SPD-Kandidatenliste für den Kreistag:Neun Bad Sodener stellen sich zur Wahl

Philipp Neuhaus, der SPD-Fraktionsvorsitzende im Kreis, ist Spitzenkandidat bei der Kreistagswahl, die am 15. März 2026 gleichzeitig mit der Wahl zur Stadtverordnetenversammlung stattfindet. Gerd Elzenheimer und Martina Helmerich kandidieren auf der Kreistagsliste für Bad Soden. Foto: Moritz Löw, SPD

Bad Soden (bs) – Am Samstag hat die SPD Main-Taunus auf dem Parteitag in Hofheim die Kandidatinnen und Kandidaten sowie das Programm für die Kommunalwahl am 15. März 2026 beschlossen. Auf der Kandidatenliste sind neun SPD-Vertreterinnen und Vertreter aus Bad Soden: Martina Helmerich, Gerd Elzenheimer, Doris Rexer, Friederike Wiertulla, Laura Kamisli, Manfred K. Burkart, Jan Willemsen, Martin Krapf und Michael Diehl.

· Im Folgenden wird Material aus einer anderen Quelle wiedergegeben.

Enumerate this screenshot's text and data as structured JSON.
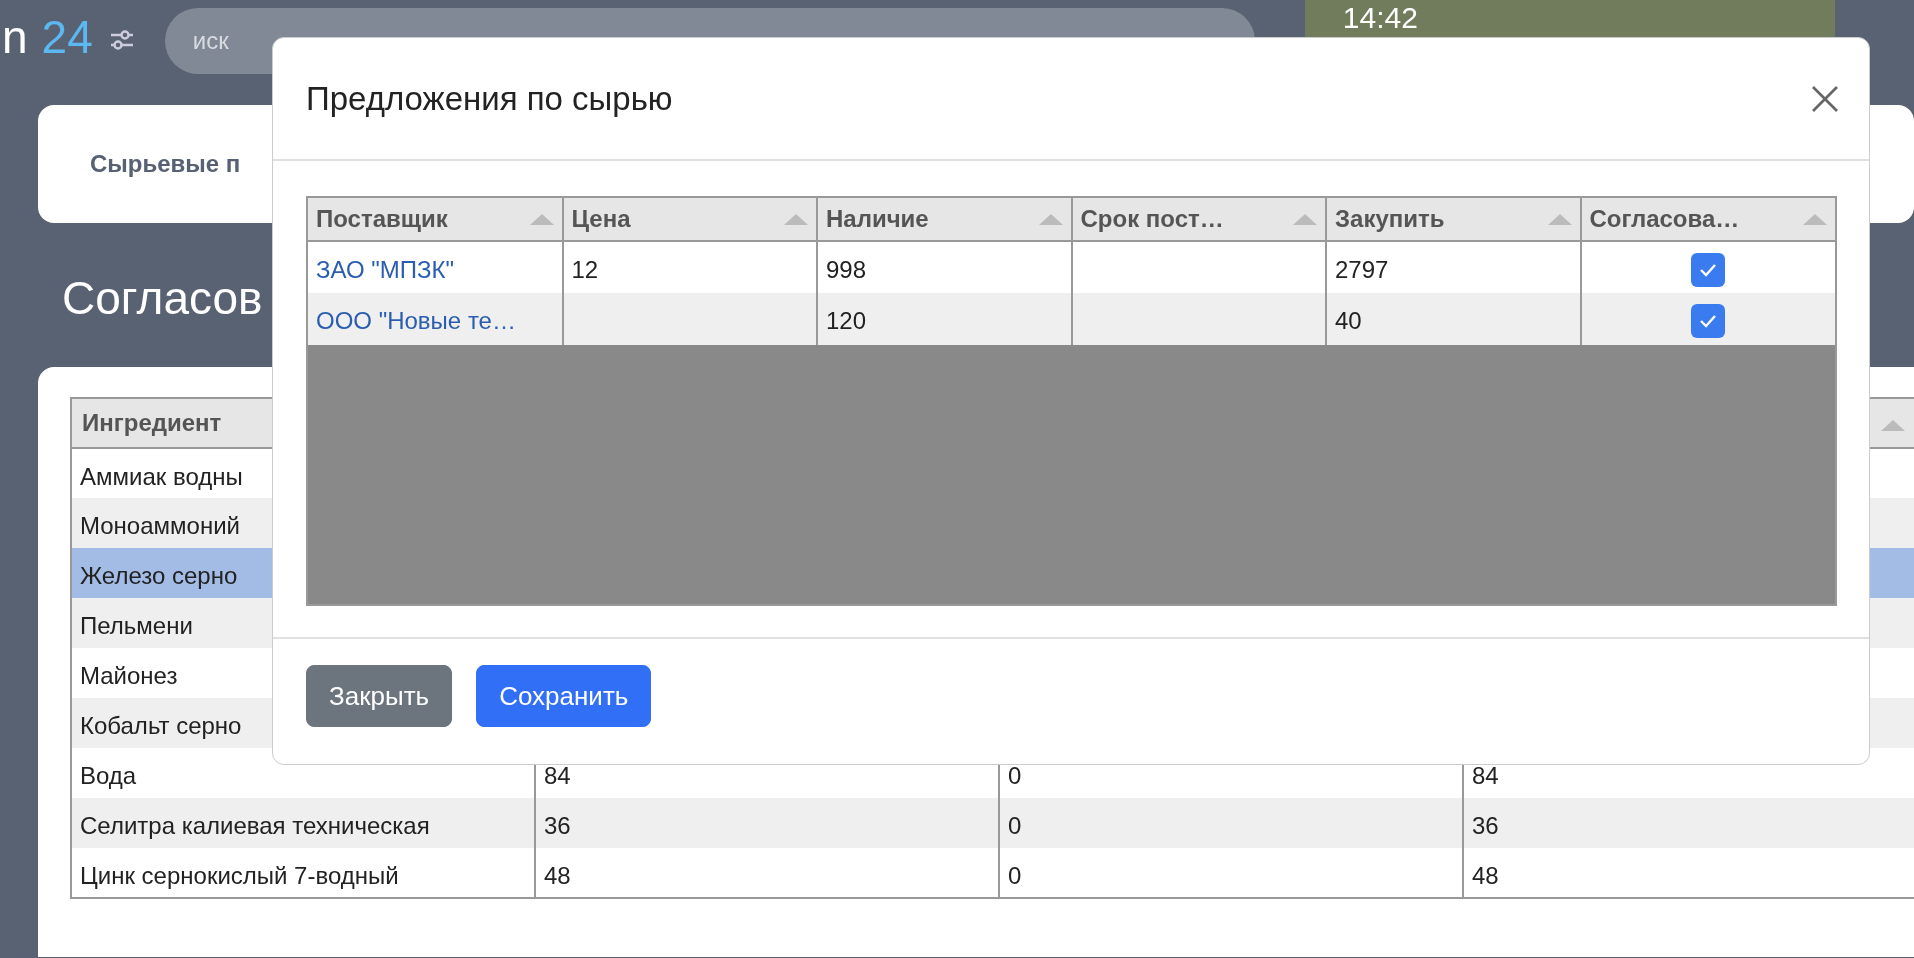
{
  "header": {
    "logo_letter": "n",
    "logo_number": "24",
    "search": {
      "placeholder": "иск"
    },
    "clock": "14:42"
  },
  "page": {
    "card_title": "Сырьевые п",
    "heading": "Согласов"
  },
  "table": {
    "columns": [
      {
        "label": "Ингредиент"
      }
    ],
    "rows": [
      {
        "ingredient": "Аммиак водны",
        "selected": false
      },
      {
        "ingredient": "Моноаммоний",
        "selected": false
      },
      {
        "ingredient": "Железо серно",
        "selected": true
      },
      {
        "ingredient": "Пельмени",
        "selected": false
      },
      {
        "ingredient": "Майонез",
        "selected": false
      },
      {
        "ingredient": "Кобальт серно",
        "selected": false
      },
      {
        "ingredient": "Вода",
        "values": [
          "84",
          "0",
          "84"
        ],
        "selected": false
      },
      {
        "ingredient": "Селитра калиевая техническая",
        "values": [
          "36",
          "0",
          "36"
        ],
        "selected": false
      },
      {
        "ingredient": "Цинк сернокислый 7-водный",
        "values": [
          "48",
          "0",
          "48"
        ],
        "selected": false
      }
    ]
  },
  "modal": {
    "title": "Предложения по сырью",
    "columns": [
      {
        "label": "Поставщик"
      },
      {
        "label": "Цена"
      },
      {
        "label": "Наличие"
      },
      {
        "label": "Срок пост…"
      },
      {
        "label": "Закупить"
      },
      {
        "label": "Согласова…"
      }
    ],
    "rows": [
      {
        "supplier": "ЗАО \"МПЗК\"",
        "price": "12",
        "stock": "998",
        "buy": "2797",
        "approved": true
      },
      {
        "supplier": "ООО \"Новые те…",
        "stock": "120",
        "buy": "40",
        "approved": true
      }
    ],
    "buttons": [
      {
        "label": "Закрыть",
        "kind": "secondary"
      },
      {
        "label": "Сохранить",
        "kind": "primary"
      }
    ]
  }
}
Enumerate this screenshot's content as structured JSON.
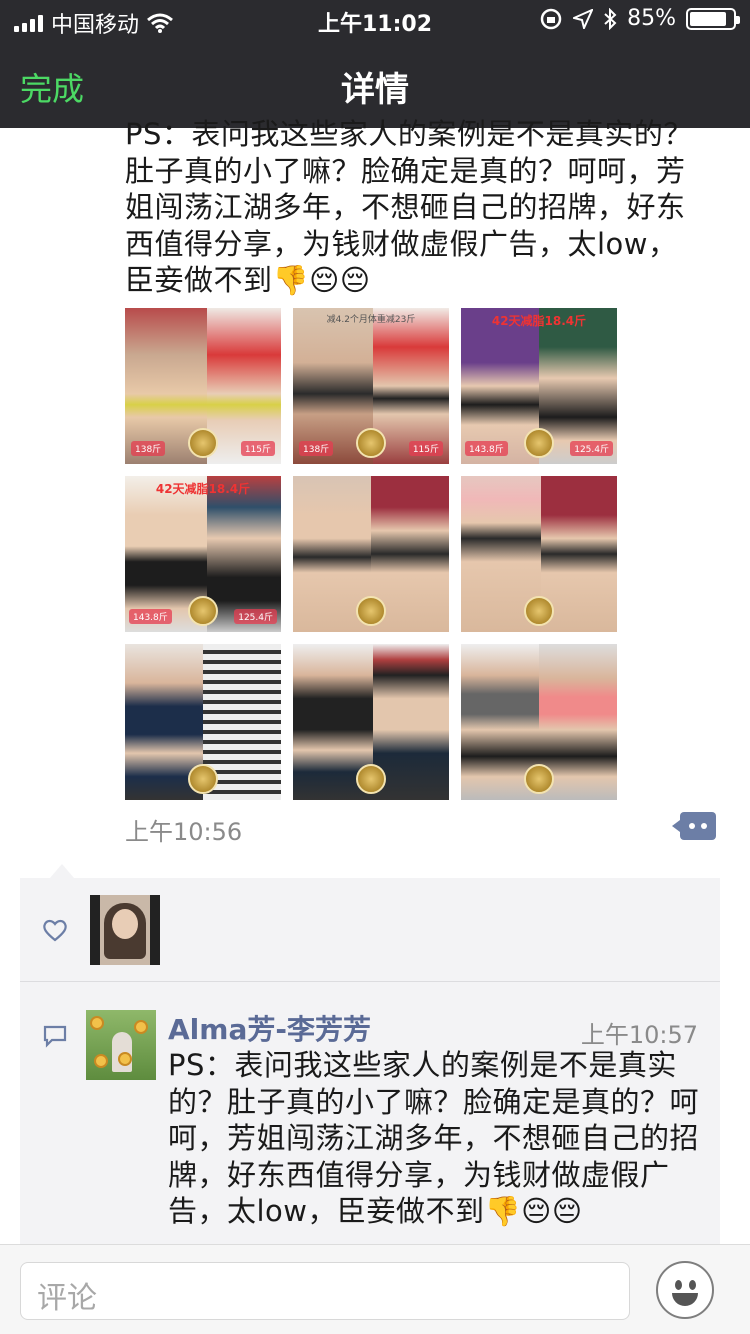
{
  "status_bar": {
    "carrier": "中国移动",
    "time": "上午11:02",
    "battery": "85%"
  },
  "nav": {
    "done_label": "完成",
    "title": "详情"
  },
  "post": {
    "text": "PS：表问我这些家人的案例是不是真实的？肚子真的小了嘛？脸确定是真的？呵呵，芳姐闯荡江湖多年，不想砸自己的招牌，好东西值得分享，为钱财做虚假广告，太low，臣妾做不到👎😔😔",
    "time": "上午10:56",
    "photos": [
      {
        "caption": "",
        "tags": [
          "138斤",
          "115斤"
        ]
      },
      {
        "caption": "减4.2个月体重减23斤",
        "tags": [
          "138斤",
          "115斤"
        ]
      },
      {
        "caption": "42天减脂18.4斤",
        "tags": [
          "143.8斤",
          "125.4斤"
        ]
      },
      {
        "caption": "42天减脂18.4斤",
        "tags": [
          "143.8斤",
          "125.4斤"
        ]
      },
      {
        "caption": "",
        "tags": []
      },
      {
        "caption": "",
        "tags": []
      },
      {
        "caption": "",
        "tags": []
      },
      {
        "caption": "",
        "tags": []
      },
      {
        "caption": "",
        "tags": []
      }
    ]
  },
  "comment": {
    "author": "Alma芳-李芳芳",
    "time": "上午10:57",
    "text": "PS：表问我这些家人的案例是不是真实的？肚子真的小了嘛？脸确定是真的？呵呵，芳姐闯荡江湖多年，不想砸自己的招牌，好东西值得分享，为钱财做虚假广告，太low，臣妾做不到👎😔😔"
  },
  "input": {
    "placeholder": "评论"
  },
  "colors": {
    "nav_bg": "#2b2b2f",
    "done_green": "#4cd964",
    "name_blue": "#5a6a96",
    "panel_bg": "#f3f3f5"
  }
}
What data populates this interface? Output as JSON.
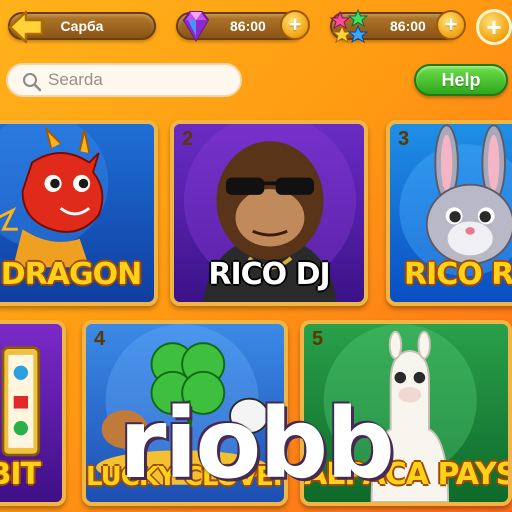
{
  "topbar": {
    "back_label": "Capбa",
    "gems_value": "86:00",
    "stars_value": "86:00",
    "plus_glyph": "+"
  },
  "search": {
    "placeholder": "Searda"
  },
  "help_label": "Help",
  "games": [
    {
      "num": "",
      "title": "O DRAGON",
      "style": "yellow"
    },
    {
      "num": "2",
      "title": "RICO DJ",
      "style": "white"
    },
    {
      "num": "3",
      "title": "RICO RAB",
      "style": "yellow"
    },
    {
      "num": "",
      "title": "BIT",
      "style": "yellow"
    },
    {
      "num": "4",
      "title": "LUCKY CLOVER WILD",
      "style": "yellow"
    },
    {
      "num": "5",
      "title": "ALPACA PAYS",
      "style": "yellow"
    }
  ],
  "watermark": "riobb",
  "colors": {
    "background": "#ff9a12",
    "help_green": "#2fa61f",
    "card_border": "#f0b545",
    "title_yellow": "#ffd21a"
  },
  "icons": [
    "back-arrow-icon",
    "gem-icon",
    "stars-icon",
    "plus-icon",
    "search-icon"
  ]
}
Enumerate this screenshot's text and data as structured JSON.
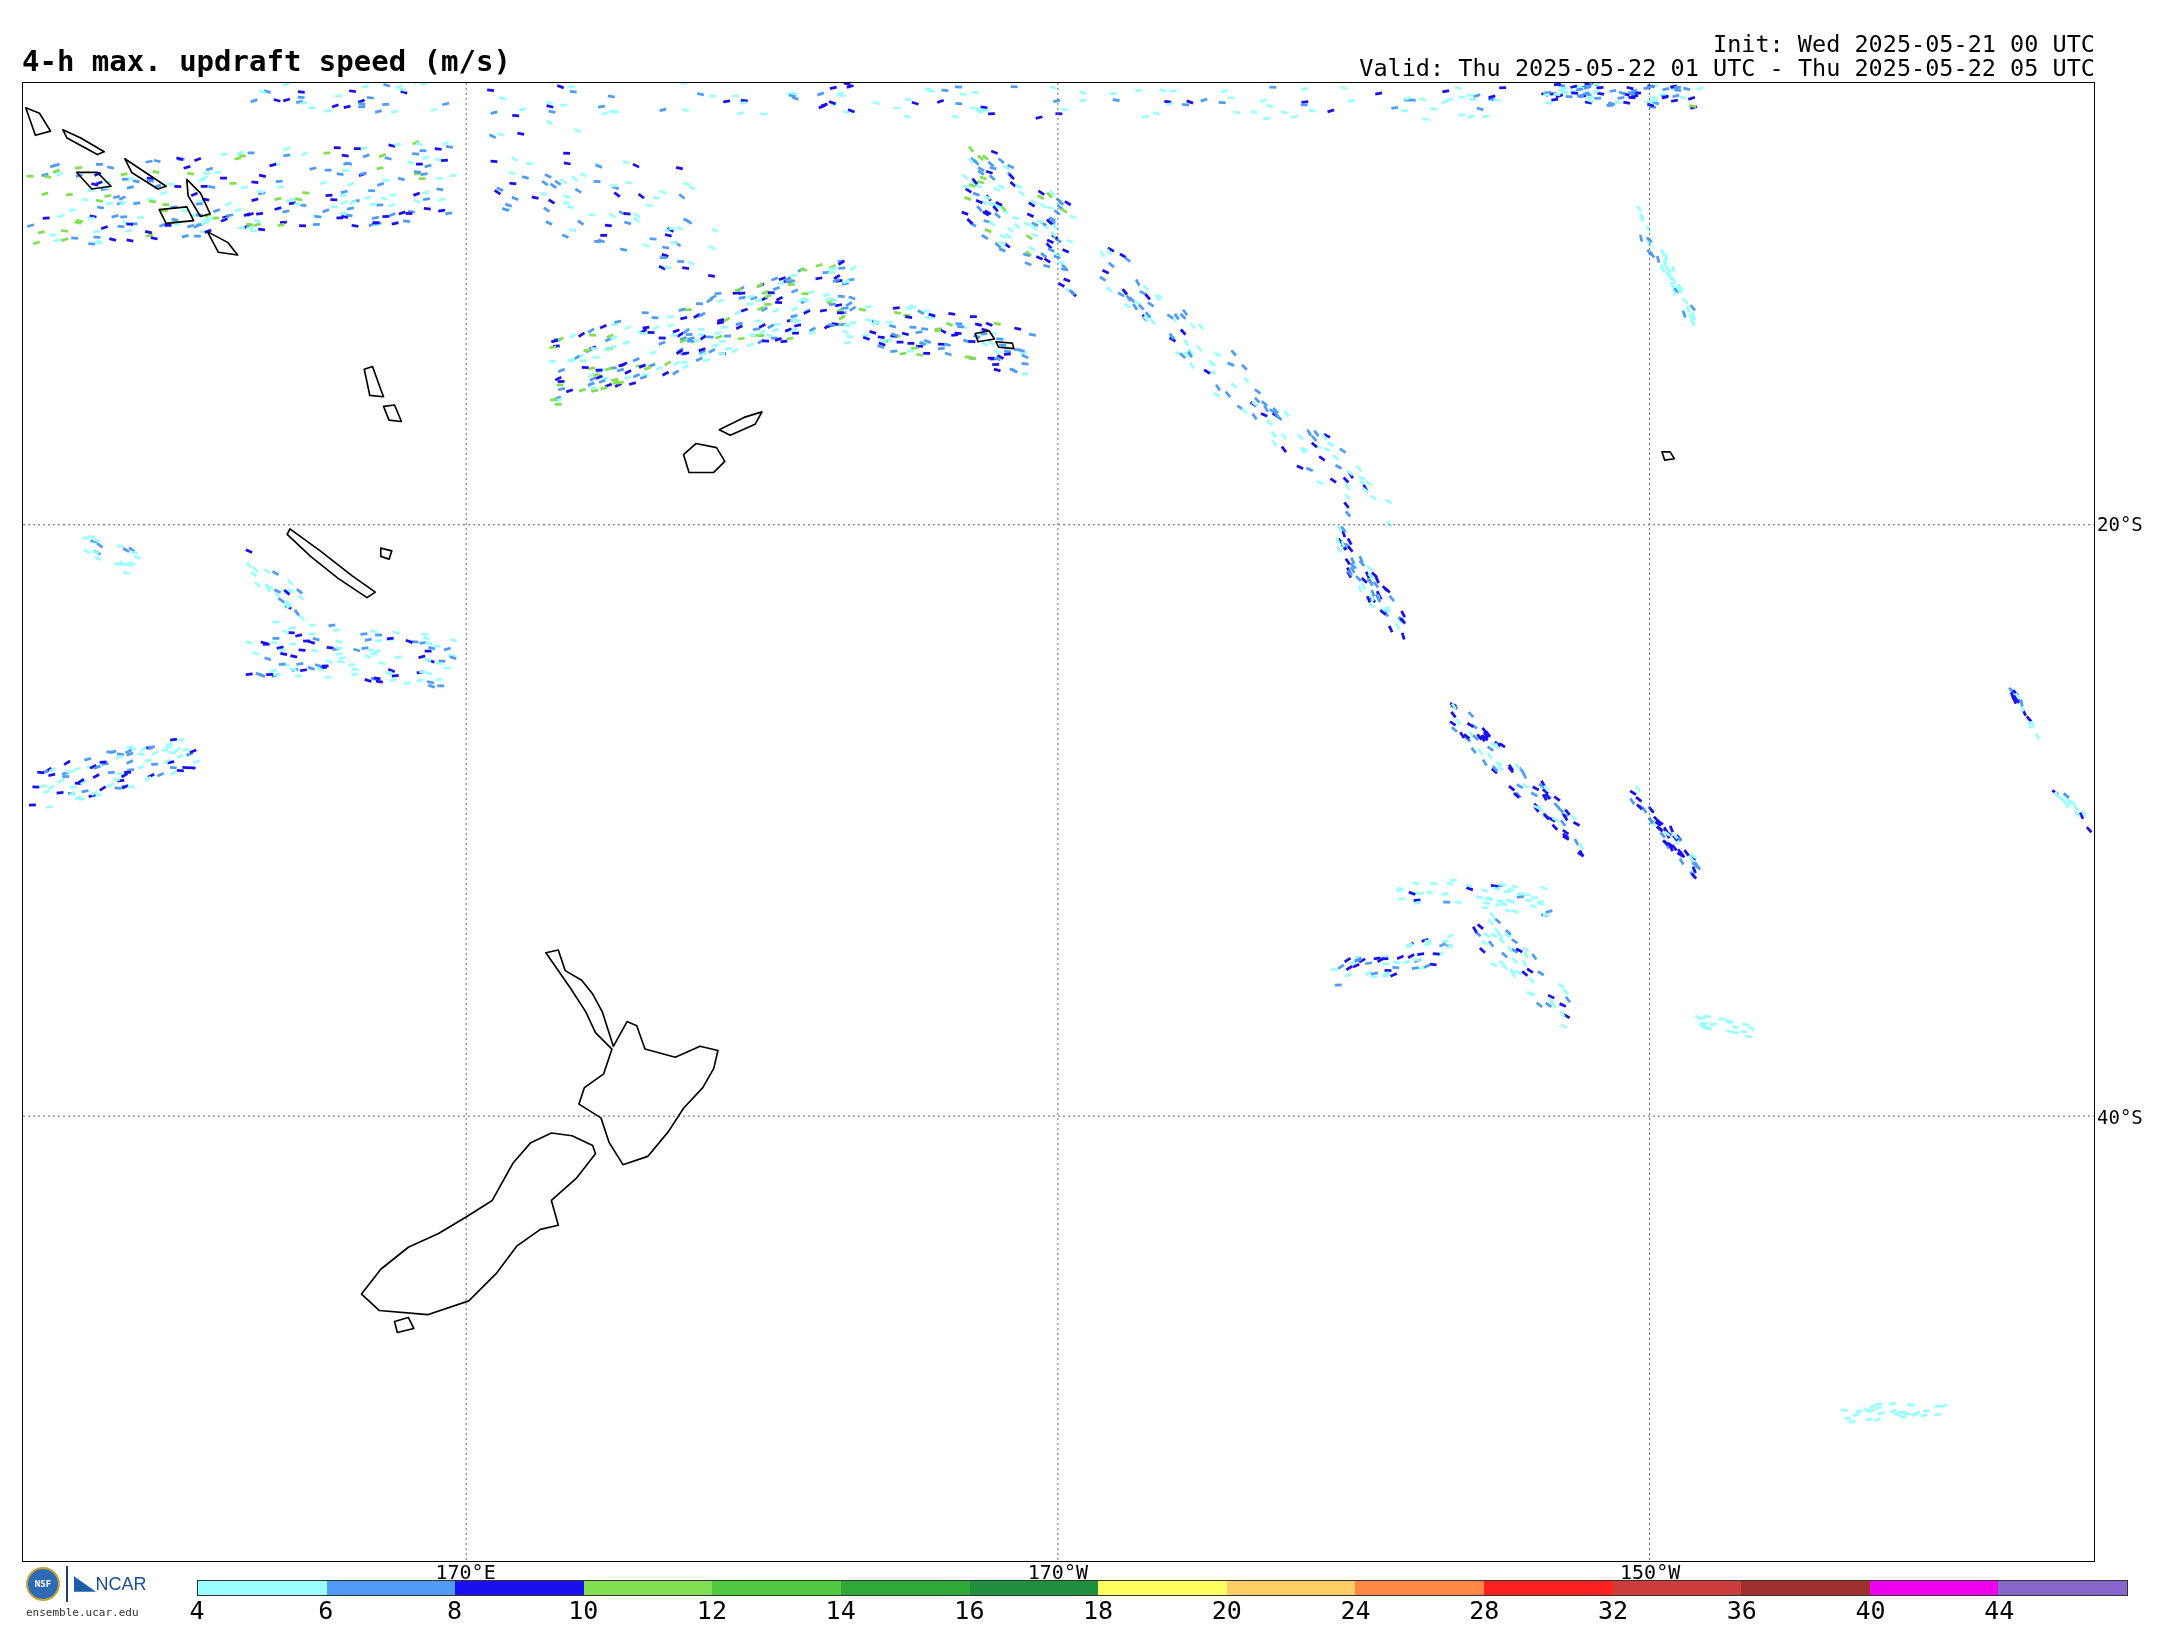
{
  "title": "4-h max. updraft speed (m/s)",
  "init": "Init: Wed 2025-05-21 00 UTC",
  "valid": "Valid: Thu 2025-05-22 01 UTC - Thu 2025-05-22 05 UTC",
  "map": {
    "longitude_labels": [
      "170°E",
      "170°W",
      "150°W"
    ],
    "latitude_labels": [
      "20°S",
      "40°S"
    ]
  },
  "colorbar": {
    "segments": [
      {
        "color": "#99ffff"
      },
      {
        "color": "#4f9cf7"
      },
      {
        "color": "#1a0ff0"
      },
      {
        "color": "#80e050"
      },
      {
        "color": "#50c840"
      },
      {
        "color": "#30a838"
      },
      {
        "color": "#209040"
      },
      {
        "color": "#ffff60"
      },
      {
        "color": "#ffcc66"
      },
      {
        "color": "#ff8844"
      },
      {
        "color": "#ff2020"
      },
      {
        "color": "#cc3c3c"
      },
      {
        "color": "#a03030"
      },
      {
        "color": "#ee00ee"
      },
      {
        "color": "#8866cc"
      }
    ],
    "ticks": [
      "4",
      "6",
      "8",
      "10",
      "12",
      "14",
      "16",
      "18",
      "20",
      "24",
      "28",
      "32",
      "36",
      "40",
      "44"
    ]
  },
  "footer": {
    "seal": "NSF",
    "org": "NCAR",
    "url": "ensemble.ucar.edu"
  }
}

Gerd Elzenheimer ist seit 2016 Mitglied des Kreistags und Vorsitzender des Ausschusses Gesundheit, Soziales und Integration. Helmerich ist seit 2022 Mitglied des Kreistags und vertritt die SPD im Ausschuss für Bauen, Planen, Verkehr, Umwelt und Energie. Mit dem Ergebnis von 100 Prozent der über 80 Delegierten wurde dabei der aktuelle Fraktionsvorsitzende der SPD im Kreistag, Philipp Neuhaus aus Hattersheim, zum Spitzenkandidaten auf Platz 1 gewählt.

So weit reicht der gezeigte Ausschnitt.